この`observable.*`を何層か組合せて実現していくのを、オニオンアーキテクチャというらしい。冒頭の記事のタイトルにもなってる考え方ですね。

// 2.7.0
class Store {
  constructor() {
    extendObservable(this, {
      foo: asFlat([]),
      bar: asMap({}),
    });
  }
}

// 3.0.0
class Store {
  constructor() {
    extendObservable(this, {
      foo: observable.shallow([]),
      bar: observable.map({}),
    });
  }
}

`extendObservable`の場合もこのような感じ。

生き残りModifier

↑のコードを見て、`shallow`にはしたいけど型不定な場合どうしたらいいの?とか、Decorators派なんですけど・・って人もいるので、

  • `observable.deep`
  • `observable.ref`
  • `observable.shallow`

この3つは引き続きModifierとして使えます。

// 2.7.0
class Store {
  constructor() {
    extendObservable(this, {
      todos: asFlat([])
    })
  }
}

class DecoStore {
  @observable todos = asFlat([])
}

// 3.0.0
class Store {
  constructor() {
    extendObservable(this, {
      todos: observable.shallow([])
    })
  }
}

class DecoStore {
  @observable.shallow todos = []
}


ちなみにModifierは、`@observable`、`extendObservable`、`observable.object`でしか使いません。

オブジェクトもクローンされるように

// 3.0.0
const { observable } = mobx;

const a = { x: 1 };
const o = observable(a);

o.x = 2;

console.log(a.x === o.x) // false

`2.7.0`までは、これが`true`でした。

まあそんなに驚きはない・・かと。
ArrayとかMapは今までクローンされてたので、こっちのほうが自然ですね。

Bound actions

個人的に欲しかったやーつ。
公式のログからまるっと持ってきましたが、

class Ticker {
  @observable tick = 0

  @action.bound increment() {
    this.tick++ // 'this' will always be correct
  }
}

const ticker = new Ticker()
setInterval(ticker.increment, 1000)

というわけで、`@action`の明示と`bind(this)`がまとめてできるように!
いやー`action`化するのと`bind`するので`prototype`を2周するのアレだったんですよねー。

ちなみに、`action`化するというのは・・、
`MobX.useStrict(true)`することで、`action`化されたメソッド以外でObservableな値を変更すると警告が出る(そのおかげで関心の分離ができる)ようになります。
そのため、このメソッドは`action`ですと明示することが必要で、それです。

エラーハンドリングの強化

`2.7.0`までのMobXは、なんかエラーや例外があったときに、catchしてwarningをログに出してくれてました。
ただこうしてしまうと、MobXに問題があるのか、ユーザーが書いたコードに問題があってのものなのか、見分けがつきにくかったです。そしてだいたいMobXに問題は無い。

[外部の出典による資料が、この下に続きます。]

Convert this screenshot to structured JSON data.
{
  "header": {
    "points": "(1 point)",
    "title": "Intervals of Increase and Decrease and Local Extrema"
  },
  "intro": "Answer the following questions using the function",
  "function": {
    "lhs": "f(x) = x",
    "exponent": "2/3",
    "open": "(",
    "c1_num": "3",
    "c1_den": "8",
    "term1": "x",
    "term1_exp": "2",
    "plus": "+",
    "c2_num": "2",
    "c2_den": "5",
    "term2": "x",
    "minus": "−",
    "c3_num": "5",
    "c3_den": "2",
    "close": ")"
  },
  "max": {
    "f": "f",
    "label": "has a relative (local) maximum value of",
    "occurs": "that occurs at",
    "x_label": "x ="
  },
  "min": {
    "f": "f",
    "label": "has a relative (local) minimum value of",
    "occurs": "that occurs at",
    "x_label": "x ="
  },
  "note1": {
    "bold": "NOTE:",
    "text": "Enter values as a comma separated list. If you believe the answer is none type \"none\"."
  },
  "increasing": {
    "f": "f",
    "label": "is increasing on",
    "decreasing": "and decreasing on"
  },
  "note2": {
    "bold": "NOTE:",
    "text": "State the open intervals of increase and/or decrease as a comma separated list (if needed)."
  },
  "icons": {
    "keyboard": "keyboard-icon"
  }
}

`3.0.0`からのMobXは、なんの警告も出さなくなって、エラーハンドリングは全てユーザーに委ねられるようになります。

その他

他にもBreakingな変更もあるんですけど、そこまで影響ないと思うので割愛。

  • DepricatedなAPIがいろいろ消えたり
  • Flowで型の恩恵が得られるようになったり

もしてます。
Reduxはいらんと思ってるけど生Reactは辛い・・そういうあなたにオススメなMobXの2017年にこうご期待。

というわけで個人的には割と理想の使い方をしてきてたので、Modifierを一括置換するだけで移行完了でした。